Etwas musste in ihrer Stimme mitgeschwungen haben, denn Juliette blickte alarmiert auf.

„Naaa, was machen die jungen Damen denn? Ihr streitet euch doch nicht etwa? An sich hätte ich ja nichts gegen einen kleinen, handgreiflichen Stress zwischen euch, aber dazu sollten wir uns vielleicht zu dritt in eine separate Zelle zurückziehen“, ertönte Bullys schmierige Stimme hinter ihnen. Viktoria rann ein Schauer den Rücken entlang, so sehr widerte allein schon der Klang sie an. Rafi hätte ihm für so einen Spruch die Hand gebrochen. Sie sah, dass es Juliette ähnlich ging. Ihre Entourage starrte fest auf die Tabletts vor ihnen, damit sie ja nicht auffielen und ein Stück der unerwünschten Aufmerksamkeit Bullys abbekamen.

Juliette starrte sie an, als warte sie auf ein Zeichen von Viktoria. Die schüttelte unmerklich den Kopf und wandte ihn dann halb zu Bully herum.

„Nein, alles okay. Ich wollte nur fragen, ob ich mich zum Essen hersetzen kann.“

„Natürlich kannst du“, beeilte Juliette sich zu antworten, als Bully Viktoria schon an der Schulter gepackt hatte und zu sich herum riss.

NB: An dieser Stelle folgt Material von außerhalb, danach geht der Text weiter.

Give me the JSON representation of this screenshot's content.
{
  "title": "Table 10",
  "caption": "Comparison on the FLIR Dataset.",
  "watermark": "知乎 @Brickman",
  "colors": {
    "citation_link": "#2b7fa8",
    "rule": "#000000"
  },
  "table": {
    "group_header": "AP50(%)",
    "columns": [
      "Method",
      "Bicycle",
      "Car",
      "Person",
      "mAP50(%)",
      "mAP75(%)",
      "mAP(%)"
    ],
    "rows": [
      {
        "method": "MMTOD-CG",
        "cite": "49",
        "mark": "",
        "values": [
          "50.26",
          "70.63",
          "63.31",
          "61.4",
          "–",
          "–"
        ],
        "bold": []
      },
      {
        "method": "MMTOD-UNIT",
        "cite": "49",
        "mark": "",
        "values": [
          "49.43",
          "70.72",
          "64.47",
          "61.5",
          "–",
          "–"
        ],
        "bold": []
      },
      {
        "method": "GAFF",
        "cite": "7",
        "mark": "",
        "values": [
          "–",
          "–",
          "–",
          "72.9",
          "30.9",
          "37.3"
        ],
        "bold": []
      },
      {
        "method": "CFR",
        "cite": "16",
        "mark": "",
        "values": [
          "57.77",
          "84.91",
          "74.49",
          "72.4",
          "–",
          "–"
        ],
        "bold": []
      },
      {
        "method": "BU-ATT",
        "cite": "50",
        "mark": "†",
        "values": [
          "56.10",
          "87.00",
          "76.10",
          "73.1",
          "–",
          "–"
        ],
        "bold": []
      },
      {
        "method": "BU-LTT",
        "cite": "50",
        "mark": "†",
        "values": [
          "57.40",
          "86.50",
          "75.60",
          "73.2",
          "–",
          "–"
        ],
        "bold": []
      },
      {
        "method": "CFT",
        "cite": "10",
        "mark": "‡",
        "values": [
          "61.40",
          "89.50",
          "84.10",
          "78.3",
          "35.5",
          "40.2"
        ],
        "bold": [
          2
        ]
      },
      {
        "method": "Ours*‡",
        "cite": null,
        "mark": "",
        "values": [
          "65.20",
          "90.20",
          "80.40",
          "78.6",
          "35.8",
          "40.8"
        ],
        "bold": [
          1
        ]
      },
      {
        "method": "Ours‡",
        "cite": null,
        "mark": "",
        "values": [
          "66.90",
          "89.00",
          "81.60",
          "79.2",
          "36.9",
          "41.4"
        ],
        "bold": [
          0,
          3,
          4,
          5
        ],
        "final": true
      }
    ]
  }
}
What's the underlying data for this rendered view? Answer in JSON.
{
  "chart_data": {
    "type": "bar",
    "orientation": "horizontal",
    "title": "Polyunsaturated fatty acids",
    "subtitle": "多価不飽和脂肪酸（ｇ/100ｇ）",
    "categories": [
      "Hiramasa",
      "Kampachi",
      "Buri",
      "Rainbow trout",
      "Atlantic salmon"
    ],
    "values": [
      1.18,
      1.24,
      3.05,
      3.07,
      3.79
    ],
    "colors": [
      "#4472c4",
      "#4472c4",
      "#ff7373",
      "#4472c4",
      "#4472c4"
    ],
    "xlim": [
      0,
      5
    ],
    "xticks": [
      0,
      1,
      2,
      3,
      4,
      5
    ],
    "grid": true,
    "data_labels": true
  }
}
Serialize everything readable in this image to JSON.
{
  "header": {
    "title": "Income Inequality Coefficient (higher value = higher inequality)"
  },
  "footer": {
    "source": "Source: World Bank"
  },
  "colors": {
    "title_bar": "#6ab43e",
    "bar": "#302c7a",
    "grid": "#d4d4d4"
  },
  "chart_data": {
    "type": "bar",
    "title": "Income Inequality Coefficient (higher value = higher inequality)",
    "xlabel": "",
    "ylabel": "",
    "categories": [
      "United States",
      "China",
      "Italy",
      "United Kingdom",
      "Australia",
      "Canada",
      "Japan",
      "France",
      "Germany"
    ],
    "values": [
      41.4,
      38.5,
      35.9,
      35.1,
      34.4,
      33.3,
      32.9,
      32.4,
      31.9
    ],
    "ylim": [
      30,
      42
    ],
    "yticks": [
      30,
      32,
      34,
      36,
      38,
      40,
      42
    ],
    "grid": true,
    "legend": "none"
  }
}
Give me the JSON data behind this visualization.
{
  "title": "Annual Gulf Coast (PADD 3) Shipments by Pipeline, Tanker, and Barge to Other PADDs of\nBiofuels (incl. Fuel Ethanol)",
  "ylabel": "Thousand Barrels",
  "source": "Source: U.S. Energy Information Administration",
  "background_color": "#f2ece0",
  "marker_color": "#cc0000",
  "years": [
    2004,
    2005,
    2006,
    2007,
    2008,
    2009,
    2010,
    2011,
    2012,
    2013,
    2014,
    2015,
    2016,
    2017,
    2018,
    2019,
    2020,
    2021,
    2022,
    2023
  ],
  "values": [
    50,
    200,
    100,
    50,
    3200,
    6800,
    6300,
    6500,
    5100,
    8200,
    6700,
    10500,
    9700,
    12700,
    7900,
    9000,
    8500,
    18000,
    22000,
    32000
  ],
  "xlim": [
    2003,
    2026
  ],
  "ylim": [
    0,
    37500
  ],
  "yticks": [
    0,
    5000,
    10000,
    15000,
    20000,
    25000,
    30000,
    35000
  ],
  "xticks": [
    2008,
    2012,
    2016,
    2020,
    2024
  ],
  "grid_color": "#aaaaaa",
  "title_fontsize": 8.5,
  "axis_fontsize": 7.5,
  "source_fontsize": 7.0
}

„Du kleines Stück Dreck!“ spie er ihr ins Gesicht. „Wenn du mit mir redest, wirst du dich gefälligst zu mir umdrehen und mir ins Gesicht schauen!“

Seine Hand traf ihre Wange mit voller Wucht. Viktoria wurde zur Seite geschleudert und verlor ihr Gleichgewicht. Sie stürzte zwischen die Stühle von Juliette und ihrer Entourage. Im letzten Moment hob eine ihren Stuhl an und rückte ihn zur Seite, damit Viktoria nicht mit dem Kopf gegen ihn krachte. Auch so rutschte ihre Hand von dem glatt gewienerten Boden ab und sie schlug mit voller Wucht auf den Steinfließen auf. Um sie herum wurde alles schwarz.